The US Court of Appeals for the Second Circuit Tuesday reversed insider trading convictions against four defendants over leaks from a US healthcare agency. In the 2-1 decision, the court dismissed various fraud and theft charges against former hedge-fund partners Theodore Huber and Robert Olan, political intelligence consultant David Blaszczak and former US Centers for Medicare and Medicaid Services (CMS) employee Christopher Worrall.
The 2018 convictions were called for reconsideration following the 2020 US Supreme Court decision in Kelly v. United States, which clarified federal fraud laws for the misuse of property. The court cited the US Supreme Court, stating that confidential information held by the agency was not considered “property” or a “thing of value” in support of the charges.
Judge Richard Sullivan dissented from the majority’s conclusion. Sullivan claimed that the ruling “effectively permits sophisticated insiders to leverage their access to confidential government information and sell it to the highest bidders – in this case, hedge funds that used the confidential information to make millions shorting the stocks of public companies affected by CMS’s regulations.”

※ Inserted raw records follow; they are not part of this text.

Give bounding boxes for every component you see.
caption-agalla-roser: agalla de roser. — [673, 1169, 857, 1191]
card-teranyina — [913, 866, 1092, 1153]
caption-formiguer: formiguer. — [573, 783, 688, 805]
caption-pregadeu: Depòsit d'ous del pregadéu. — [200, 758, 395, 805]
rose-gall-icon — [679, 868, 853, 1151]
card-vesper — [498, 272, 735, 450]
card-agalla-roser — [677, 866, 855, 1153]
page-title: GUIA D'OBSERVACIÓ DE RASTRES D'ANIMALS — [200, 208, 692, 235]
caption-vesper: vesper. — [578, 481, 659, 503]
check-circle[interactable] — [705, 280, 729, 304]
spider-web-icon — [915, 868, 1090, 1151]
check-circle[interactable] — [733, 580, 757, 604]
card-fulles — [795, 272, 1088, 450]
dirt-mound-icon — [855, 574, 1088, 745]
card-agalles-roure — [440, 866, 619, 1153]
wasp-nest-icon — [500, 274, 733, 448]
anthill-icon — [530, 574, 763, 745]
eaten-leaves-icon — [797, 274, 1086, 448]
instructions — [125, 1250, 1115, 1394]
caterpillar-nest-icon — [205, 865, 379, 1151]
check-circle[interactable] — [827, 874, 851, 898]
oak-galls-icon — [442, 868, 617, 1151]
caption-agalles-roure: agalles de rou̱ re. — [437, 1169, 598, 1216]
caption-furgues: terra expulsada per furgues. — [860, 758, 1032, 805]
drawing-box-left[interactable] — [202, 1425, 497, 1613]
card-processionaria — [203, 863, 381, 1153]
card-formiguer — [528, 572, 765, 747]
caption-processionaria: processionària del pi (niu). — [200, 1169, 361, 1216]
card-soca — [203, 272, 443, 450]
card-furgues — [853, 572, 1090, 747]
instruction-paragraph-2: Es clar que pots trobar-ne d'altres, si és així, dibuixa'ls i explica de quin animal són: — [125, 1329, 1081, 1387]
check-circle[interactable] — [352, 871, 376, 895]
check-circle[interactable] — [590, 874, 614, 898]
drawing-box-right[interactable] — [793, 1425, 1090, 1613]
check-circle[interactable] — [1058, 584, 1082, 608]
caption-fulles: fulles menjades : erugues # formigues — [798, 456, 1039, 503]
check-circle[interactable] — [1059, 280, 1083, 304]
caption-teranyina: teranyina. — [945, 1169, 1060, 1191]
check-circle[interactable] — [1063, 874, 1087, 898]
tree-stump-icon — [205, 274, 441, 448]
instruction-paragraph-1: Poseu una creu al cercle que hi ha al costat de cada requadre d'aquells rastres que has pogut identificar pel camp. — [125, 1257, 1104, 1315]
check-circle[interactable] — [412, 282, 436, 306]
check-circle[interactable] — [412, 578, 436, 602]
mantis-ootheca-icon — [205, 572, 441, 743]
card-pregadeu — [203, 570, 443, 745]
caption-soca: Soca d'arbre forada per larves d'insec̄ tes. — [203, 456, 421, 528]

The court also set aside further charges for conspiracy against Blaszczak, Huber and Olan. The court ordered further proceedings to determine whether the convictions are founded on conduct that is no longer considered criminal.

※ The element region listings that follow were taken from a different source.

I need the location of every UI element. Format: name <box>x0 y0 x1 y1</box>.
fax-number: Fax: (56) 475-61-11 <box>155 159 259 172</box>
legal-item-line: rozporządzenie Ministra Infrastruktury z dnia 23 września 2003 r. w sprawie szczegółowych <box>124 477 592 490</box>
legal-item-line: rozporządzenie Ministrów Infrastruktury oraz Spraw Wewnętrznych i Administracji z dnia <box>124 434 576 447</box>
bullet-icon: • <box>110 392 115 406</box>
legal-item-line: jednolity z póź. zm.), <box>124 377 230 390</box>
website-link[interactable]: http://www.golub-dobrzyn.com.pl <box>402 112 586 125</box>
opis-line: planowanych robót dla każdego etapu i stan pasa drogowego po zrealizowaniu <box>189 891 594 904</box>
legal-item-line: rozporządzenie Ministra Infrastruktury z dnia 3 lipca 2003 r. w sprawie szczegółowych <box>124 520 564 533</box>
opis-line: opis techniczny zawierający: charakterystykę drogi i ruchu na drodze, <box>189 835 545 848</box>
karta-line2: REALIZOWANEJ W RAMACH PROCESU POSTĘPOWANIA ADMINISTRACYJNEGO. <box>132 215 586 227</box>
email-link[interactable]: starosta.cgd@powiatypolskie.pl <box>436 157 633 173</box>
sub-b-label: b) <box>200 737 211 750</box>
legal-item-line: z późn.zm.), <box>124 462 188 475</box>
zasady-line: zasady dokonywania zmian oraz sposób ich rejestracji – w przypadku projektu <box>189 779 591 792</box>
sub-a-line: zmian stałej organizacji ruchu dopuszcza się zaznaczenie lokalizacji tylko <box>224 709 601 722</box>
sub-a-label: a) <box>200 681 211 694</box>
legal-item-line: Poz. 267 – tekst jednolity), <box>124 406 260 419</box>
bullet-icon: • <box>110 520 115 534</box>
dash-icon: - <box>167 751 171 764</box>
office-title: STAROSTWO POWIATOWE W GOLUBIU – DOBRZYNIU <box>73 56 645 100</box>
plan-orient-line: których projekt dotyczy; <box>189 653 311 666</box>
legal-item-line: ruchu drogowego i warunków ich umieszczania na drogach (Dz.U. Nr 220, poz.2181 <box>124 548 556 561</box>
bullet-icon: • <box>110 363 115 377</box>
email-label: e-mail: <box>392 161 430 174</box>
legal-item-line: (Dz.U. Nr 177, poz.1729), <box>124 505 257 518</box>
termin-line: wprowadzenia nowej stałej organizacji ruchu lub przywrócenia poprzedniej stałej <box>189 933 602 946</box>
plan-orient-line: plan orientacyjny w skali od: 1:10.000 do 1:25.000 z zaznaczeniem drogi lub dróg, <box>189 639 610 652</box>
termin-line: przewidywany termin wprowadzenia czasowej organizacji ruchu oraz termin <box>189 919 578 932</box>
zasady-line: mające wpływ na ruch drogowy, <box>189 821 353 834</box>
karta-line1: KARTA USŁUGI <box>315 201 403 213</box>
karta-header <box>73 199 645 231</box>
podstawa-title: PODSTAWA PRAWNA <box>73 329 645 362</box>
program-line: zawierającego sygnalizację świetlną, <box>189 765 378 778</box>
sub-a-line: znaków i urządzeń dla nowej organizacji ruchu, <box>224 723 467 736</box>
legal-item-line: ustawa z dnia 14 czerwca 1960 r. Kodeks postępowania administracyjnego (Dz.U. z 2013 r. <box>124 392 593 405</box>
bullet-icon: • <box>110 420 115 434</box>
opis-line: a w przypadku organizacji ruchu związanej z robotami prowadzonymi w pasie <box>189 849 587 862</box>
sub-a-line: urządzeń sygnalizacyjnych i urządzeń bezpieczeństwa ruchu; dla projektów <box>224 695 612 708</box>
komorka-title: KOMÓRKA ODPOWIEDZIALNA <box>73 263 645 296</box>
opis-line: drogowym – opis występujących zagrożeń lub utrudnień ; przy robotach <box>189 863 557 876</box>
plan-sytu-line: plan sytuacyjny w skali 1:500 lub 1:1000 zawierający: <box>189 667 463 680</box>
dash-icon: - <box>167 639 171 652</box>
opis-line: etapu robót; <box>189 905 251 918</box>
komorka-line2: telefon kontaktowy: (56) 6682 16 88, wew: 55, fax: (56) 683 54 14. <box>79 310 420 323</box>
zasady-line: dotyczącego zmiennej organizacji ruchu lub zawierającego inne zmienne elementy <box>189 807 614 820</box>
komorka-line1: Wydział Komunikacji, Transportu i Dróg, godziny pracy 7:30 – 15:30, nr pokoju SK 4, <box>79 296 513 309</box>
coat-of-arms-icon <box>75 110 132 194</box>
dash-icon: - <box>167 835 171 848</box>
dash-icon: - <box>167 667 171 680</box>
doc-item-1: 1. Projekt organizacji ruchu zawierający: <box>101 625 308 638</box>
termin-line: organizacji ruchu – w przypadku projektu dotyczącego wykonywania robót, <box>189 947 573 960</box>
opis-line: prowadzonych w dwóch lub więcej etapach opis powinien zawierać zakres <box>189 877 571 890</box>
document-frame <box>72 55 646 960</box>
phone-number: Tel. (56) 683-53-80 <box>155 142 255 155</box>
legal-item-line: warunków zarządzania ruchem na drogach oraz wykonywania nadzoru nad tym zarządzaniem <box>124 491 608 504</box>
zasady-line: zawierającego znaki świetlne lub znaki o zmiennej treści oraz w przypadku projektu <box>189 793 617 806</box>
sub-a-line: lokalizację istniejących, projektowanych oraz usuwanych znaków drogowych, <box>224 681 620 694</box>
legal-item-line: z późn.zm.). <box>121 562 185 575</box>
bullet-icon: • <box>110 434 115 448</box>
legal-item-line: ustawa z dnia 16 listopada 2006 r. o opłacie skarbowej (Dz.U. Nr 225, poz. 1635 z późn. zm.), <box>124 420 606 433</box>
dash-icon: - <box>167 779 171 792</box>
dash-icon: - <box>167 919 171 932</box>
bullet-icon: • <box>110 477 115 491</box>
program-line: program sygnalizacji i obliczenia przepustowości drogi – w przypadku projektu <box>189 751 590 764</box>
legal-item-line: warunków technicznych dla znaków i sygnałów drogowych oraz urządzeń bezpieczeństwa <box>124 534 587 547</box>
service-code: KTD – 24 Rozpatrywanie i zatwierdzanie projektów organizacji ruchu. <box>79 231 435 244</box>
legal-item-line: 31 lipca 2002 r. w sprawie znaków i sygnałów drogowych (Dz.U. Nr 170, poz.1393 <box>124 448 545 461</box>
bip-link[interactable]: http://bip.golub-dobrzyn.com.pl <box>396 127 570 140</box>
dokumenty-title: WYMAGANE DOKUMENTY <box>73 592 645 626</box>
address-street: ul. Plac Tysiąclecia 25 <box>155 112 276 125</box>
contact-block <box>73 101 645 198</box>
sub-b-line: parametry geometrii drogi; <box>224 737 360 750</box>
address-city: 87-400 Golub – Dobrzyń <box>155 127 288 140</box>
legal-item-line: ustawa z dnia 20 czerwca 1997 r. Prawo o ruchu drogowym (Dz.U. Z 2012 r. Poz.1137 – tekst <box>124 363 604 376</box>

Prosecutors said that in a scheme running from 2012 to 2014, Worrall informed Blaszczak of proposed changes to CMS’s rates of reimbursement for certain types of medical care. Blaszczak passed this information to a partner at Deerfield, which was then used to engage in sales for stocks in companies that would be affected by these changes. The Securities and Exchange Commission (SEC) estimated that the hedge-fund made $3.9 million in profits from this scheme.